Just a few pictures of walls, because walls are of course Most Interesting.

Yesterday I went on the Kotel Tunnels Tour. You have to join a tour because that’s the only way they let you down the tunnels which take you along the outside face of the western wall of Herod’s Temple. The spoken content of the tour was a bit dull, mostly history which I already know. I hung at the back of the group so I could have a better look after the tour guide had disappeared into the distance (and have  a good & proper feel of the stones).

So here’s a beautiful example of Herodian masonry, each block with its perfect margin, and the course above set back a tiny bit from the course below.

IMG_1979

And here’s a weird thing. Eventually the tunnel you walk through meets the 1st century street level. This is because the street was on a hill rising to the north, and the tunnel you walk through is pretty much level.

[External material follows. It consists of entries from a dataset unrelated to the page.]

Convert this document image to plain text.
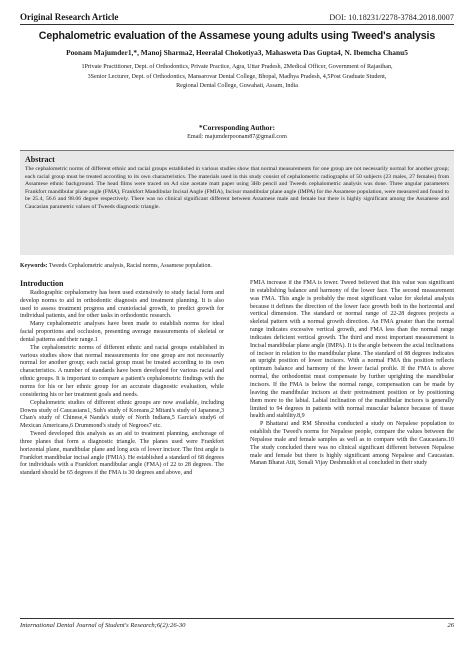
Original Research Article	DOI: 10.18231/2278-3784.2018.0007
Cephalometric evaluation of the Assamese young adults using Tweed's analysis
Poonam Majumder1,*, Manoj Sharma2, Heeralal Chokotiya3, Mahasweta Das Gupta4, N. Ibemcha Chanu5
1Private Practitioner, Dept. of Orthodontics, Private Practice, Agra, Uttar Pradesh, 2Medical Officer, Government of Rajasthan,
3Senior Lecturer, Dept. of Orthodontics, Mansarovar Dental College, Bhopal, Madhya Pradesh, 4,5Post Graduate Student,
Regional Dental College, Guwahati, Assam, India
*Corresponding Author:
Email: majumderpoonam87@gmail.com
Abstract

The cephalometric norms of different ethnic and racial groups established in various studies show that normal measurements for one group are not necessarily normal for another group; each racial group must be treated according to its own characteristics. The materials used in this study consist of cephalometric radiographs of 50 subjects (23 males, 27 females) from Assamese ethnic background. The head films were traced on A4 size acetate matt paper using 3Hb pencil and Tweeds cephalometric analysis was done. Three angular parameters Frankfort mandibular plane angle (FMA), Frankfort Mandibular Incisal Angle (FMIA), Incisor mandibular plane angle (IMPA) for the Assamese population, were measured and found to be 25.4, 56.6 and 98.06 degree respectively. There was no clinical significant different between Assamese male and female but there is highly significant among the Assamese and Caucasian parametric values of Tweeds diagnostic triangle.

Keywords: Tweeds Cephalometric analysis, Racial norms, Assamese population.
Introduction

Radiographic cephalometry has been used extensively to study facial form and develop norms to aid in orthodontic diagnosis and treatment planning. It is also used to assess treatment progress and craniofacial growth, to predict growth for individual patients, and for other tasks in orthodontic research.

Many cephalometric analyses have been made to establish norms for ideal facial proportions and occlusion, presenting average measurements of skeletal or dental patterns and their range.1

The cephalometric norms of different ethnic and racial groups established in various studies show that normal measurements for one group are not necessarily normal for another group; each racial group must be treated according to its own characteristics. A number of standards have been developed for various racial and ethnic groups. It is important to compare a patient's cephalometric findings with the norms for his or her ethnic group for an accurate diagnostic evaluation, while considering his or her treatment goals and needs.

Cephalometric studies of different ethnic groups are now available, including Downs study of Caucasians1, Suh's study of Koreans,2 Mitani's study of Japanese,3 Chan's study of Chinese,4 Nanda's study of North Indians,5 Garcia's study6 of Mexican Americans,6 Drummond's study of Negroes7 etc.

Tweed developed this analysis as an aid to treatment planning, anchorage of three planes that form a diagnostic triangle. The planes used were Frankfort horizontal plane, mandibular plane and long axis of lower incisor. The first angle is Frankfort mandibular incisal angle (FMIA). He established a standard of 68 degrees for individuals with a Frankfort mandibular angle (FMA) of 22 to 28 degrees. The standard should be 65 degrees if the FMA is 30 degrees and above, and

FMIA increase if the FMA is lower. Tweed believed that this value was significant in establishing balance and harmony of the lower face. The second measurement was FMA. This angle is probably the most significant value for skeletal analysis because it defines the direction of the lower face growth both in the horizontal and vertical dimension. The standard or normal range of 22-28 degrees projects a skeletal pattern with a normal growth direction. An FMA greater than the normal range indicates excessive vertical growth, and FMA less than the normal range indicates deficient vertical growth. The third and most important measurement is Incisal mandibular plane angle (IMPA). It is the angle between the axial inclinations of incisor in relation to the mandibular plane. The standard of 88 degrees indicates an upright position of lower incisors. With a normal FMA this position reflects optimum balance and harmony of the lower facial profile. If the FMA is above normal, the orthodontist must compensate by further uprighting the mandibular incisors. If the FMA is below the normal range, compensation can be made by leaving the mandibular incisors at their pretreatment position or by positioning them more to the labial. Labial inclination of the mandibular incisors is generally limited to 94 degrees in patients with normal muscular balance because of tissue health and stability.8,9

P Bhattarai and RM Shrestha conducted a study on Nepalese population to establish the Tweed's norms for Nepalese people, compare the values between the Nepalese male and female samples as well as to compare with the Caucasians.10 The study concluded there was no clinical significant different between Nepalese male and female but there is highly significant among Nepalese and Caucasian. Manan Bharat Atit, Sonali Vijay Deshmukh et al concluded in their study

International Dental Journal of Student's Research;6(2):26-30	26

That’s not the weird thing, that’s background. So here’s a gorgeous Herodian pavement, with the temple wall to the right (actually at this point, made out of the bedrock), and then slap bang in front of the uncompleted pavement is a biiig chunk of rock.

IMG_1988 - Copy - Copy 2

This was open to the sky in the first century, of course, not stuck in a tunnel, and the wall with the light behind the chunk of rock would not have been there. So if you were walking up this street, next to the magnificent temple wall, you would have encountered this slightly messy unfinished feature. Perhaps someone has done some work on this, I don’t know – but surely this must have stood out? Is it mentioned by – or alluded to in – any contemporary sources?

That was yesterday. Today, with great excitement, I visited the Kishle, the long building south of the Citadel, seen in the centre of this picture. Again I had to join a tour, but this tour guide (a medical student, she told me when I enquired) really knew her stuff.

DSC00222

Originally an Ottoman prison, and also used as such during the years of the British Mandate, and the Jordanian rule of the Old City, this structure stands over what has long been suspected to have been the site of Herod’s palace (just the northern bit, the palace grounds would have been vastly more extensive).

Excavations began over a decade ago, but it’s only in the last few months that Joe Public has been allowed to have a gander. What’s in here is thousands of years of history, including, yes, part of the retaining walls of Herod’s palace.

Just as exciting, though it may not look like much, is part of a city wall which has been dated to the time of Hezekiah, giving valuable information about the extent of the city in Hezekiah’s time.

DSC00205 - Copy

 

I have also engaged with modern Jerusalem life over the last three days – bought some stuff, seen some interesting things, learned some words. I might write a Shabbat Round Up of that tomorrow, because I don’t want to forget it.